From the outset, the novel's co-creators, author Thomas Wheeler and comic artist Frank Miller, wanted their journey into Arthurian legend to be a wholly original departure from the classic King Arthur story. As Wheeler told Barnes & Noble, "I thought about how to frame the story so that my 12-year-old daughter might be similarly inspired by the mythology, the way I was when I saw John Boorman’s Excalibur. Who was her King Arthur? What character could be her entry point into this world?" His thoughts took him to one of the original legend's most mythical, mysterious characters. He explained, "The legend of the Lady of the Lake offered some tantalizing possibilities. Who was she? What was she? How did she end up this mysterious, seemingly tragic figure, with this fateful connection to Excalibur? This ended up being the spark."

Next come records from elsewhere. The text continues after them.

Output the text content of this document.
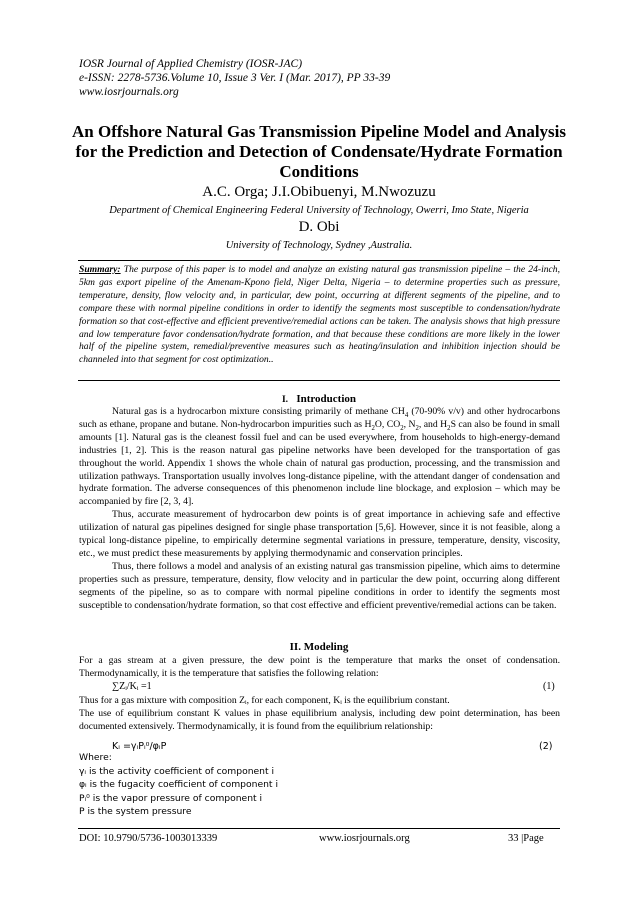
IOSR Journal of Applied Chemistry (IOSR-JAC)
e-ISSN: 2278-5736.Volume 10, Issue 3 Ver. I (Mar. 2017), PP 33-39
www.iosrjournals.org
An Offshore Natural Gas Transmission Pipeline Model and Analysis for the Prediction and Detection of Condensate/Hydrate Formation Conditions
A.C. Orga; J.I.Obibuenyi, M.Nwozuzu
Department of Chemical Engineering Federal University of Technology, Owerri, Imo State, Nigeria
D. Obi
University of Technology, Sydney ,Australia.
Summary: The purpose of this paper is to model and analyze an existing natural gas transmission pipeline – the 24-inch, 5km gas export pipeline of the Amenam-Kpono field, Niger Delta, Nigeria – to determine properties such as pressure, temperature, density, flow velocity and, in particular, dew point, occurring at different segments of the pipeline, and to compare these with normal pipeline conditions in order to identify the segments most susceptible to condensation/hydrate formation so that cost-effective and efficient preventive/remedial actions can be taken. The analysis shows that high pressure and low temperature favor condensation/hydrate formation, and that because these conditions are more likely in the lower half of the pipeline system, remedial/preventive measures such as heating/insulation and inhibition injection should be channeled into that segment for cost optimization..
I. Introduction

Natural gas is a hydrocarbon mixture consisting primarily of methane $CH_4$ (70-90% v/v) and other hydrocarbons such as ethane, propane and butane. Non-hydrocarbon impurities such as $H_2O$, $CO_2$, $N_2$, and $H_2S$ can also be found in small amounts [1]. Natural gas is the cleanest fossil fuel and can be used everywhere, from households to high-energy-demand industries [1, 2]. This is the reason natural gas pipeline networks have been developed for the transportation of gas throughout the world. Appendix 1 shows the whole chain of natural gas production, processing, and the transmission and utilization pathways. Transportation usually involves long-distance pipeline, with the attendant danger of condensation and hydrate formation. The adverse consequences of this phenomenon include line blockage, and explosion – which may be accompanied by fire [2, 3, 4].

Thus, accurate measurement of hydrocarbon dew points is of great importance in achieving safe and effective utilization of natural gas pipelines designed for single phase transportation [5,6]. However, since it is not feasible, along a typical long-distance pipeline, to empirically determine segmental variations in pressure, temperature, density, viscosity, etc., we must predict these measurements by applying thermodynamic and conservation principles.

Thus, there follows a model and analysis of an existing natural gas transmission pipeline, which aims to determine properties such as pressure, temperature, density, flow velocity and in particular the dew point, occurring along different segments of the pipeline, so as to compare with normal pipeline conditions in order to identify the segments most susceptible to condensation/hydrate formation, so that cost effective and efficient preventive/remedial actions can be taken.

II. Modeling
For a gas stream at a given pressure, the dew point is the temperature that marks the onset of condensation. Thermodynamically, it is the temperature that satisfies the following relation:
∑Zᵢ/Kᵢ =1	(1)
Thus for a gas mixture with composition Zᵢ, for each component, Kᵢ is the equilibrium constant.
The use of equilibrium constant K values in phase equilibrium analysis, including dew point determination, has been documented extensively. Thermodynamically, it is found from the equilibrium relationship:
Kᵢ =γᵢPᵢ⁰/φᵢP	(2)
Where:
γᵢ is the activity coefficient of component i
φᵢ is the fugacity coefficient of component i
Pᵢ⁰ is the vapor pressure of component i
P is the system pressure
DOI: 10.9790/5736-1003013339	www.iosrjournals.org	33 |Page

In another chat with Pop Mythology, Miller explained his thoughts on why Cursed might be such a standout story in the pantheon of King Arthur legends. He said, "I’d say that beyond the fact that it has all the magic and verve of the original legend, it does have a perspective that is striking. It’s that the lead character, that of all things in Arthurian Legend, is a young woman who does come from the legends and has never been played up properly, to degree. The story is more about her journey to a rather magnificent destiny."